Do You Really Skip a Mortgage Payment When Refinancing?
This is an all too common phrase some lenders throw out when marketing their refinance programs or when speaking with a loan officer on the phone. A refinance replaces one loan with another and there are multiple reasons to refinance other than lowering an interest rate but skipping a mortgage payment isn’t one of them. A refinance makes sense when someone decides to get out of an adjustable-rate mortgage and into a fixed-rate loan.
Adjustable-rate mortgages, or ARMS, can be a good choice when the borrowers decide they may not keep the home for the long term because the initial rate for an ARM will be lower than prevailing fixed rates. Today, most ARMs issued are in the form of a hybrid mortgage which in essence is an ARM that can adjust every six or twelve months but is fixed for an initial period of time, say three or five years.
How To Refinance for a Better Mortgage Payment
Homeowners can refinance if they want to switch loan terms. Many times such transactions shorten the loan term to match up with their financial and retirement goals. Borrowers who plan on retiring in 15 years might want to refinance out of a 30-year loan into a 15-year term. Doing so saves on interest. There are also a few balloon mortgages still outstanding where borrowers must refinance before the entire loan comes due. But the most common reason people decide to refinance is in fact to lower the rate on their home loan.
Refinancing in the current environment has been picking up over the last several weeks as mortgage rates continue to fall. Recently, Freddie Mac reported the biggest weekly drop in rates that we haven’t seen in almost a decade. Whatever the reason to refinance, one reason is not to skip a mortgage payment. Let me explain.
Let’s say you and I decide a refinance makes good sense for your situation. You’ll complete an application and document the file much like you did the first time around. Or, depending upon whether or not you’re refinancing a government-backed loan and take the streamline route, there will be very little documentation needed at all. An appraisal will be ordered as will title work. An escrow will also be opened and a targeted settlement date will be set. We will also order payoffs from the existing lender.
How it Works
Unlike a purchase loan however, you’re able to roll closing costs into the new loan. It’s completely up to you whether or not to roll closing costs into your new mortgage but most do. I’ll give you a list of estimated charges you can expect to encounter at the closing table and, at your direction, add those charges to your new loan and calculate the new monthly payment. Yes, adding closing costs to your loan does increase the loan amount and monthly mortgage payment but not by very much. The advantage with rolling your costs into your new loan is preserving available cash. When you bought your home, you had to pay for closing costs out of pocket but when refinancing you have an option to roll all or some of those costs into the new mortgage.
When your existing lender provides us with a payoff amount, that amount will be a bit different than the current balance.

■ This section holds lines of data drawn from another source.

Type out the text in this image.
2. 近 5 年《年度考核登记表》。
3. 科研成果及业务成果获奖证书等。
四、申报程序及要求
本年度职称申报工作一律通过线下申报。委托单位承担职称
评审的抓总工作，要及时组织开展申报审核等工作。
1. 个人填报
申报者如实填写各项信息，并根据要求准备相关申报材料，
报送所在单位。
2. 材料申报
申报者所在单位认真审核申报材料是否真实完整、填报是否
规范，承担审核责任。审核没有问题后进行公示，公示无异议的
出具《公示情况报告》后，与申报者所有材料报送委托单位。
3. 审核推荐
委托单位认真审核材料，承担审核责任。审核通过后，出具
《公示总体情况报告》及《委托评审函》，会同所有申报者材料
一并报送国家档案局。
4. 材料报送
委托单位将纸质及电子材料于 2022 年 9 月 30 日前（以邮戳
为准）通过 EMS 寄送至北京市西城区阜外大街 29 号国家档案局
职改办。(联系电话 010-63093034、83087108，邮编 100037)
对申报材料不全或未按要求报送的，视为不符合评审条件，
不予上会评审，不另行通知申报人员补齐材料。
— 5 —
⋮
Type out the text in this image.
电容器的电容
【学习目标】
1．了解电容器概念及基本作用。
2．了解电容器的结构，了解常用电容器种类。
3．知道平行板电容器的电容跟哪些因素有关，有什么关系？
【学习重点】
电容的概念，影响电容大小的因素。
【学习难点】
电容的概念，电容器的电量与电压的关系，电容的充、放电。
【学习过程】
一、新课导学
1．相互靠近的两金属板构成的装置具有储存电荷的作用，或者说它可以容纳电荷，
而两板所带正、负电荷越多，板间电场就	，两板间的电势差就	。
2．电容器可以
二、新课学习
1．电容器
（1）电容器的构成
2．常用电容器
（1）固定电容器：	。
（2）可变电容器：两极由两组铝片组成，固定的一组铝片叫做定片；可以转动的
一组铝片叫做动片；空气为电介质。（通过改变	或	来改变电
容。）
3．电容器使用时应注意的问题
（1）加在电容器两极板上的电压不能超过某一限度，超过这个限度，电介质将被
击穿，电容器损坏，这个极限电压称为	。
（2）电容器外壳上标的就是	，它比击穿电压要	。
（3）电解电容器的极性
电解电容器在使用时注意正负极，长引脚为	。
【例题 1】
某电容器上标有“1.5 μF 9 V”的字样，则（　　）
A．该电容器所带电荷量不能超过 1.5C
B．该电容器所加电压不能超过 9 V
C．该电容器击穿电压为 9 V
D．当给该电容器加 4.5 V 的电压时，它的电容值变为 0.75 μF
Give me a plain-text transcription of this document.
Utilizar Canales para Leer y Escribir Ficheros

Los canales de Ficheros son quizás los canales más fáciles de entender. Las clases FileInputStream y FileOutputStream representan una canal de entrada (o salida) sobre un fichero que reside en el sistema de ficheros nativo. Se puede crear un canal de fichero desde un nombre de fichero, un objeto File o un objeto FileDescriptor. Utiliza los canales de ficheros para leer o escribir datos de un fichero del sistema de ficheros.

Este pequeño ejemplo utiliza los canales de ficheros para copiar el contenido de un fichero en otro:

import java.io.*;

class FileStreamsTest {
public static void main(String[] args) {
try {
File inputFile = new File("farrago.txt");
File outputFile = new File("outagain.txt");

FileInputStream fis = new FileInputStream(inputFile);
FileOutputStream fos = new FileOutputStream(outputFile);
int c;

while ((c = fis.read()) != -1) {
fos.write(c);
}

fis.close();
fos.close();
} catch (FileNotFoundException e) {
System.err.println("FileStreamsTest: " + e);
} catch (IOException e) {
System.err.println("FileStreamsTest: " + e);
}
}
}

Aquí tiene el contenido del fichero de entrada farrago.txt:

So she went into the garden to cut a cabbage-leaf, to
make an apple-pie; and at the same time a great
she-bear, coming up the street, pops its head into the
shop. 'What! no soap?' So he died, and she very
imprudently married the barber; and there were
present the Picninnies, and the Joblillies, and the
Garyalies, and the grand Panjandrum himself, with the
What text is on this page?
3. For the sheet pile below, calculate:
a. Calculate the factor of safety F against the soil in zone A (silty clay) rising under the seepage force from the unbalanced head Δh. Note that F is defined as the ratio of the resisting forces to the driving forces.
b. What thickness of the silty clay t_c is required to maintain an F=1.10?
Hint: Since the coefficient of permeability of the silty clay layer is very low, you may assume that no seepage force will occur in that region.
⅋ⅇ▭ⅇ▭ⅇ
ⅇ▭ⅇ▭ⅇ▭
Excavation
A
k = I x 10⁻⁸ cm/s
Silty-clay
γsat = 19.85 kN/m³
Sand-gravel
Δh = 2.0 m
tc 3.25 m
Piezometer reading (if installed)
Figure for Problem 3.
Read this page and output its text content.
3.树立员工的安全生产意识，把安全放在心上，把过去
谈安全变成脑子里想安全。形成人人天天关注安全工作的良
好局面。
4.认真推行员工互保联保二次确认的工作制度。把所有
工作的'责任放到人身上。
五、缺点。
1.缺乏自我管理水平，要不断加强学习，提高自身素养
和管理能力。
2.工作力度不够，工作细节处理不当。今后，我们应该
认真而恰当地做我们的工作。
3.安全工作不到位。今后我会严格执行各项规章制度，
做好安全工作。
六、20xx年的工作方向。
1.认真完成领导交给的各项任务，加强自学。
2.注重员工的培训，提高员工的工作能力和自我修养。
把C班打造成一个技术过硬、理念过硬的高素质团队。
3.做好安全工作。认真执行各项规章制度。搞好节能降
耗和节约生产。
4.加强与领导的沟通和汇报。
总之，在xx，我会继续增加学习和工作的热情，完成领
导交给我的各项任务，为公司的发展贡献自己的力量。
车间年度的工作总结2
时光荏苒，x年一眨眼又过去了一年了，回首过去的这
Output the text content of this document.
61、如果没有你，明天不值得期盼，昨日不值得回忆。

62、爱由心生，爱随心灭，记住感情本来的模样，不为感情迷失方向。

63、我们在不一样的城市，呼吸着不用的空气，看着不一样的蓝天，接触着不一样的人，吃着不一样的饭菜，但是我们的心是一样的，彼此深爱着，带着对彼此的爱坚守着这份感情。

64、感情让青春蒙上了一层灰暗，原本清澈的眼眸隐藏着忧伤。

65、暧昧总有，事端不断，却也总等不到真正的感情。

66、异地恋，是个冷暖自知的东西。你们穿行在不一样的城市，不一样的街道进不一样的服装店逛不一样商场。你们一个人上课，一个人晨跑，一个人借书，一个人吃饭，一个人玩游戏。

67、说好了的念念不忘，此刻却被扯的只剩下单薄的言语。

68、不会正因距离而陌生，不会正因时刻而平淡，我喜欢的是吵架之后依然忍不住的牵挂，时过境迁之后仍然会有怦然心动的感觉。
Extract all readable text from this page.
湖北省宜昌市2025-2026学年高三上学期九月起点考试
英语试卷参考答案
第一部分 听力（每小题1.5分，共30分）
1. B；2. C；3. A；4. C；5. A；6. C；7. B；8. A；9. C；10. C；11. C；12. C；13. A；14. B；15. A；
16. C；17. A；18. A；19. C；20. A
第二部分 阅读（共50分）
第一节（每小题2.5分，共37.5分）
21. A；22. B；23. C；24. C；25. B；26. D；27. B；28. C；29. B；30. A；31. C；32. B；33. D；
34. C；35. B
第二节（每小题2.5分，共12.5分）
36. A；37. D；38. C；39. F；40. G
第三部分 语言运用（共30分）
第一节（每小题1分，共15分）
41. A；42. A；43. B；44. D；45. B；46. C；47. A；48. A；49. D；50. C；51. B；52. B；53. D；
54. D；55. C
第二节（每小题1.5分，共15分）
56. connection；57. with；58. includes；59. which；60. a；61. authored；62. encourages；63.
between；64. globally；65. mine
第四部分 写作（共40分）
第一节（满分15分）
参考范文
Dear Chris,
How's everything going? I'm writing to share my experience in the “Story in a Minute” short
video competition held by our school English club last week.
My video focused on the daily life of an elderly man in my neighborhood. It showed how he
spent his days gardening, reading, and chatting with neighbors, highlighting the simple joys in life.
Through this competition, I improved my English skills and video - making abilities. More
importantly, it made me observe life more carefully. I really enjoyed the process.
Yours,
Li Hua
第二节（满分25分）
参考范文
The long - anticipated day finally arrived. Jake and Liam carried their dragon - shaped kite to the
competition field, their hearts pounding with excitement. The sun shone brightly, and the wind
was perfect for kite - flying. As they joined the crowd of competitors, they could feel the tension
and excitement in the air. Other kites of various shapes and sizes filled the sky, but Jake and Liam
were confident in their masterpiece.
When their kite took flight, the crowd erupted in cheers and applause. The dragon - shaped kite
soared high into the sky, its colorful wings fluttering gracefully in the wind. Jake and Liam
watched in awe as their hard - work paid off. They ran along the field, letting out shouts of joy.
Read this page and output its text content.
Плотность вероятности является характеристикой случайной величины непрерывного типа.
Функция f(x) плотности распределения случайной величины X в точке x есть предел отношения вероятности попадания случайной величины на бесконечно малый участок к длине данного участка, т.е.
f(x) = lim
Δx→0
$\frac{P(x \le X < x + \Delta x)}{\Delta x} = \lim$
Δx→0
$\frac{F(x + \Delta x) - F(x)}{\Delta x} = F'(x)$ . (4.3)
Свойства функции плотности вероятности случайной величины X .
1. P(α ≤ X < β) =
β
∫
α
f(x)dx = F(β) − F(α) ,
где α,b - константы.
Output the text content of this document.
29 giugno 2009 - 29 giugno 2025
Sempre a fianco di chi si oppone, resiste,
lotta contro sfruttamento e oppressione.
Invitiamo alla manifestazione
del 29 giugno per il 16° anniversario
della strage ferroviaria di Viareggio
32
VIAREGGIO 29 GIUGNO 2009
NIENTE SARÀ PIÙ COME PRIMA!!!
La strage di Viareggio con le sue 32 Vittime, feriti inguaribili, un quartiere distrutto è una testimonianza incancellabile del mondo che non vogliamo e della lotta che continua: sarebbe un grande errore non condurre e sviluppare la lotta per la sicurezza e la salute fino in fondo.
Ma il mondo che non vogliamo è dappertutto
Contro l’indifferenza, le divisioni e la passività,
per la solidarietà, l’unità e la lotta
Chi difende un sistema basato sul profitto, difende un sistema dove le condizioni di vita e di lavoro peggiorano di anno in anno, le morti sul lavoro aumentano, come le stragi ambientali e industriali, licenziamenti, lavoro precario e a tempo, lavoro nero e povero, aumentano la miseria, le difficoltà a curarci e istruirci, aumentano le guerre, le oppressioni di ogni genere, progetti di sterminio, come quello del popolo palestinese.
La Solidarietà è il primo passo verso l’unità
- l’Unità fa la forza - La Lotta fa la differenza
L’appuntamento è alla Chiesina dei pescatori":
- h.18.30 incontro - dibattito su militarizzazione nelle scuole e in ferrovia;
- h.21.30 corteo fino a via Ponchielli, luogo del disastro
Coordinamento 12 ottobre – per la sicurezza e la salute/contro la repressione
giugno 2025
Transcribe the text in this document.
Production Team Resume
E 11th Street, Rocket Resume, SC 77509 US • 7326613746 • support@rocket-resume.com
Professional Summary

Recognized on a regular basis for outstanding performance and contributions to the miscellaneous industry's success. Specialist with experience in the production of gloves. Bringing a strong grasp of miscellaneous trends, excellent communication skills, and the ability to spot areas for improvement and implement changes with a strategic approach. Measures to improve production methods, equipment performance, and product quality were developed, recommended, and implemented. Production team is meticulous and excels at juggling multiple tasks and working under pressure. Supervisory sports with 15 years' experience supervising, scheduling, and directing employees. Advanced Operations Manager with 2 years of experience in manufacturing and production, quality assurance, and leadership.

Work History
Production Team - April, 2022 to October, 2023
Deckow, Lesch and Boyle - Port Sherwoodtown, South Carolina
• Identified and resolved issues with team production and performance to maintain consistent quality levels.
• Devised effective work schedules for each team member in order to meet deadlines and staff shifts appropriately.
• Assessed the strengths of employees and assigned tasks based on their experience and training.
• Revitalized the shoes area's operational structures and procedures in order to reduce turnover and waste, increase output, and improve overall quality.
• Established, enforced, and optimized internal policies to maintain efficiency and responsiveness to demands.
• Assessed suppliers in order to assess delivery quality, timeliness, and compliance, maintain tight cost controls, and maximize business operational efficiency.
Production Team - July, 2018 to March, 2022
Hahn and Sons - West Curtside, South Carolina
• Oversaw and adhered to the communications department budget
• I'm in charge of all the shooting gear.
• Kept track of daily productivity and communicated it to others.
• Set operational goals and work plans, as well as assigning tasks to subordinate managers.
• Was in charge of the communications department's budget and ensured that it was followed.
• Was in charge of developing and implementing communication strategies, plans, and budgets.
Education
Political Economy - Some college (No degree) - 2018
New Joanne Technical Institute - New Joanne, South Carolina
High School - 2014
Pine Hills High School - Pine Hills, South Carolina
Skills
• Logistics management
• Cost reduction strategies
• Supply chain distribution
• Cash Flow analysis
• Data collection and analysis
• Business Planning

It will also include interest, both prepaid and accruing. When you make your mortgage payment every month it includes an amount directed to the outstanding principal balance and the interest that accrues for the previous month. A mortgage payment pays the interest that accrues the previous month. But you’ll also pay prepaid interest to your new lender, just like you did when you first bought the home.
Let’s say your refinance will close and fund on the 15th day of the month. Your payoff amount will include your outstanding principal balance plus 15 days of interest accrued at the old rate. We will also collect 15 days of prepaid interest based upon the new rate and term of your new mortgage.
When you first closed on your home, you also paid prepaid interest based upon how many days were leading up to the following month. Remember, interest is paid in arrears. If you closed on the 20th, your new lender also collects 10 days of interest which is in effect your first mortgage payment. When the first of the following month comes up, there is no mortgage payment due because you prepaid it at the closing table.
When you’re told that you can skip a mortgage payment when refinancing, this is what’s being referred to. In reality, you’re not skipping anything because you already paid it.